Nissan will be putting in THB 10.96 billion (RM 1.5 billion) while Honda will be pumping in THB 5.8 billion (RM 772.8 million).
Of course, not all of the 750,000 electric vehicles by 2030 target will come from cars. A bulk of the number will come from electric Tuk Tuks and single seater ‘last mile/first mile connection’ cars.
These single seater electric vehicles will serve as a link betweeen MRT/BTS stations and commuters’ final destinations.
Toyota is currently conducting trials with its Ha:mo, which is used by students and staff at the Chulalongkorn University to commute within the campus and to nearby bus and MRT/BTS stations.
Japan’s Fomm Corporation (Fomm is short for first one mile mobility) is already producing the Fomm One, a 160 km driving range single seater EV in Thailand at its THB 1 billion (RM 132.7 million) plant in Chonburi.
As for public charging infrastructure, that’s currently being looked into by Provincial Electricity Authority (PEA) and Electricity Generating Authority of Thailand (EGAT). The latter is currently gathering data with its own fleet to determine the optimum distance between charging stations and location.
The next question is, what will Malaysia be like in 2030? Are our politicians still going to be fighting over cabinet positions and who will become the next PM?
Are we still going to be talking about national cars like Proton and Perodua, or that yet-to-be named third national car company?
But never mind about electric vehicle policy.

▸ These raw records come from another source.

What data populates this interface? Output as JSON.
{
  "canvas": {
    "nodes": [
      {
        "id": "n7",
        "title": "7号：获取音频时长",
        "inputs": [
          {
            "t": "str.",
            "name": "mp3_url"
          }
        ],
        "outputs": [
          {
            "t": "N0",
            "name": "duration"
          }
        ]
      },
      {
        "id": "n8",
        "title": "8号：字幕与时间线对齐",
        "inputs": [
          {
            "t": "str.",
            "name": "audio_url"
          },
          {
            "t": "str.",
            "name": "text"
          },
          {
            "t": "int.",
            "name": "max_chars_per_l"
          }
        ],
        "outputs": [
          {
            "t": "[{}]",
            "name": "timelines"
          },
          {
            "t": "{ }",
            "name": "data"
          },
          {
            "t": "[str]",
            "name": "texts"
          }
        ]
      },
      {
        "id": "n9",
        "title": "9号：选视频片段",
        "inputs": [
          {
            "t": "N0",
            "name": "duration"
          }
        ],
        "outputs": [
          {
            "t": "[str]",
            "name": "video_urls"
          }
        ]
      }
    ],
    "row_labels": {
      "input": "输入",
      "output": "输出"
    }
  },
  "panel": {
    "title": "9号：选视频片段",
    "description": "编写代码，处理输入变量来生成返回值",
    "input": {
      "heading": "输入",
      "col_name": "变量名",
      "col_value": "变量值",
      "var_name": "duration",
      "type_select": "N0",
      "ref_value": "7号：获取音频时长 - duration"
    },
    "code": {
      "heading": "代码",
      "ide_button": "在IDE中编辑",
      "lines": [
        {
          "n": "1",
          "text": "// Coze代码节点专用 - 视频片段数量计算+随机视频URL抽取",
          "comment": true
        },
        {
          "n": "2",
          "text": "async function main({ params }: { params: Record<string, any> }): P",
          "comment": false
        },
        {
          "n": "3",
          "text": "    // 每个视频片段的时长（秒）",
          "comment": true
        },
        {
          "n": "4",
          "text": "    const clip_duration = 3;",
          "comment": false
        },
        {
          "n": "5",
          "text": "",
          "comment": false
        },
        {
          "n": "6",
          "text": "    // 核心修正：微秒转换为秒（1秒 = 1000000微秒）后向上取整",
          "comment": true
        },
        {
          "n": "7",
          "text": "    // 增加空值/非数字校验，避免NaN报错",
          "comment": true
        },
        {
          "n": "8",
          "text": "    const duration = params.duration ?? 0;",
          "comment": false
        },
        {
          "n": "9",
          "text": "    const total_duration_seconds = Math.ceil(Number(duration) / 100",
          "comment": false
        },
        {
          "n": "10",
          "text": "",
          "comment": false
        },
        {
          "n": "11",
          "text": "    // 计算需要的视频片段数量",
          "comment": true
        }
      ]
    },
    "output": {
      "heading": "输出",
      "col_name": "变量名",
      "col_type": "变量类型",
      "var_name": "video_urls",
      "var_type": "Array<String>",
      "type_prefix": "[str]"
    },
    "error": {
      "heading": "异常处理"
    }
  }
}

After 10 years, will we able to finally enforce basic traffic regulations?
In order for advanced concepts like driverless cars, shared commuter EVs, and public EV charging to work, there has to be collective adherence to traffic regulations by all road users. Automated and electrified systems require some level of adherence to basic standards of usage and maintenance.
So don’t just blame the government’s (lack of) direction, are we a group of civilized road users in the first place?
The government shows leadership on macro-level public and industrial policies, but it is the public’s collective behaviour and maturity of thinking will determine how progressive a country will be, not the government.
Today, I just saw a Perodua Viva driving over the centre divider like it's a Hilux (yea, I didn't know it was possible too), because the driver was too lazy to make a loop around the block.
Remember that we are democratic society, and the government we have put in place is a reflection of our collective values and priorities.
We can’t talk about advance concepts like driverless cars, mobility as a service, and low carbon society if you insist on double parking while shamelessly slowing down traffic flow just because you are too lazy to walk further, or is too cheap to pay a RM 1 parking fee, or see no need to stop at a pedestrian crossing.